А рядом с тем, что сейчас видел Алешка, рядом со всеми впечатлениями, не смешиваясь, не перебивая, а как будто лишь озаряя солнечным светом, продолжалось сегодняшнее утро; Вера спускалась к озеру по сырой, липкой от глины тропинке, с пугливой веселостью — шлеп! шлеп! — пробегали босые ноги по краю воды; Алешка видел красное платье в зеленых мокрых кустах, красное платье на желтом песке, красное платье у воды; узенькие следы на берегу разглаживало волной, они растворялись мутнея; Вера плыла, крича что-то, перекликаясь с Пашкой, и туман, сомкнувшись, медленно тянулся за нею, не отставая. «Она здесь… она здесь!» — стучало у Алешки в груди…

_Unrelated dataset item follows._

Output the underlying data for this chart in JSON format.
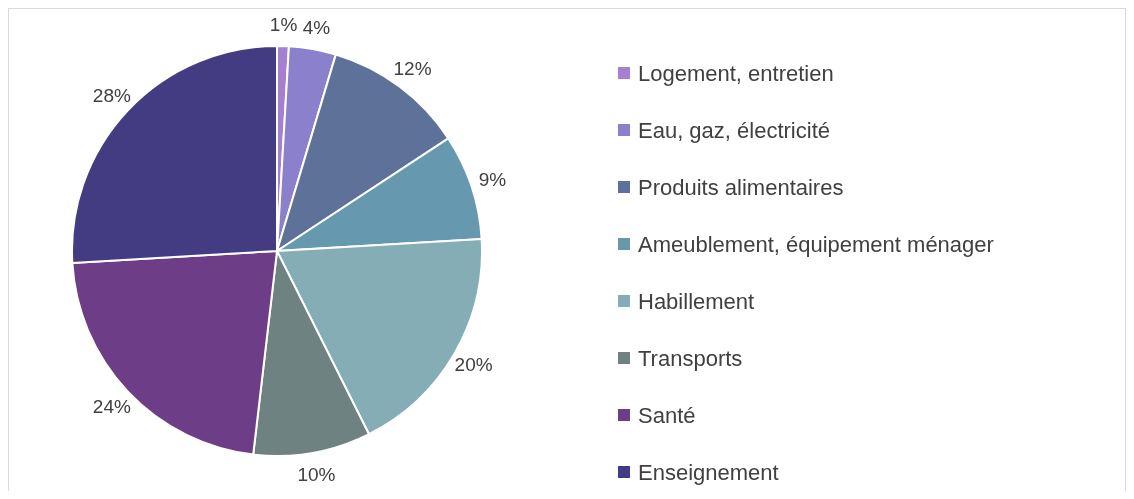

Весела, необыкновенно празднична была на дорога, и все-таки уже где-то в середине ее Алешка ощутил смутное беспокойство — как бы предчувствие, как бы ожидание чего-то тревожного… Так бывало с ним, когда он слушал музыку (а он любил, понимал музыку с малых лет, еще с той поры, когда в их квартире было холодно, и мать рано укладывала его в постель, и он лежал в носках, в рубашке, под двумя тяжелыми одеялами и слушал, как за дверью, в кухне, чуть дребезжа, звучит старый черный громкоговоритель с дырявым рупором; в те годы особенно часто передавали серьезную симфоническую музыку), вдруг среди быстрой, беспечно-ясной мелодии проскальзывала тревога, еще ничем не выраженная, даже не звук, а только пауза, только место для рождающегося тревожного звука, но Алешка уже предчувствовал его и ждал, холодея…

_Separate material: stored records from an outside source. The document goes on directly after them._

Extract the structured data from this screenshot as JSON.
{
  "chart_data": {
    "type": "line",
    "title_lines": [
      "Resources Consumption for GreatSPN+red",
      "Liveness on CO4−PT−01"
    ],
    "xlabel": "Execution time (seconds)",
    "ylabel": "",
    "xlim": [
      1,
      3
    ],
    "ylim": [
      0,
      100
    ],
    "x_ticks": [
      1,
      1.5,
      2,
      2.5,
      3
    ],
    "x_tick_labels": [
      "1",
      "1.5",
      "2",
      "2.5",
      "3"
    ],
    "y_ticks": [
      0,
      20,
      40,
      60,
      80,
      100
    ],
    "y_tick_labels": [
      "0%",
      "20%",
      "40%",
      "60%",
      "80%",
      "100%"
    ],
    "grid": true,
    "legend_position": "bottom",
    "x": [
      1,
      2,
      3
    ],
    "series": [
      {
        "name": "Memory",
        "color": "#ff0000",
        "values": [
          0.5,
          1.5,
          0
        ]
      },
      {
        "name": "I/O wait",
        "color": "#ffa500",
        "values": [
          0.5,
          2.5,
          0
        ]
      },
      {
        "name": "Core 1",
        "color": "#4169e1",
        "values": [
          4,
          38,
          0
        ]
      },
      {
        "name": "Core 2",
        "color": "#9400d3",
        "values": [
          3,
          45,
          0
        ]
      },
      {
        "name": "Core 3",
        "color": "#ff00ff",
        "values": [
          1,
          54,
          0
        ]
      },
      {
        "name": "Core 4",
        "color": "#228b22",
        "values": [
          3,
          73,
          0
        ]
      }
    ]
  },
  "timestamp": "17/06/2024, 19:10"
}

Что же случилось теперь, в дороге? Чем было вызвано нынешнее беспокойство? Не тем ли, что Алешка рассказал Вере про свое плавание на «Грозном» и отозвались, откликнулись на мгновение вчерашние страх и тревога? Или тем, что уж слишком угрюмо, давяще-тяжело двигались по шоссе лесовозы, один за другим, один за другим, и что-то недоброе было в их общей монотонности, в их одинаковом реве, в тупом равнодушии, с каким они отставали, уходили назад? Или тем, наконец, что шоферу «Волги», Сергею, «дяде Сереге», как называли сестры, было трудно сейчас вести машину? Вероятно, он был классным шофером, мастером, но в этот день у него болела нога — правая, которая давит на педаль газа и выжимает тормоз, если надо затормозить; Алешка видел, как Сергей утром ходил прихрамывая. Он старался скрыть хромоту, если на него смотрели, но скрыть было нелегко — то и дело Сергей морщился и ругался беззвучно, одними губами. Может быть, это беспокоило Алешку, может быть, он бессознательно отмечал, как морщится Сергей на каждом повороте, на каждом подъеме шоссе?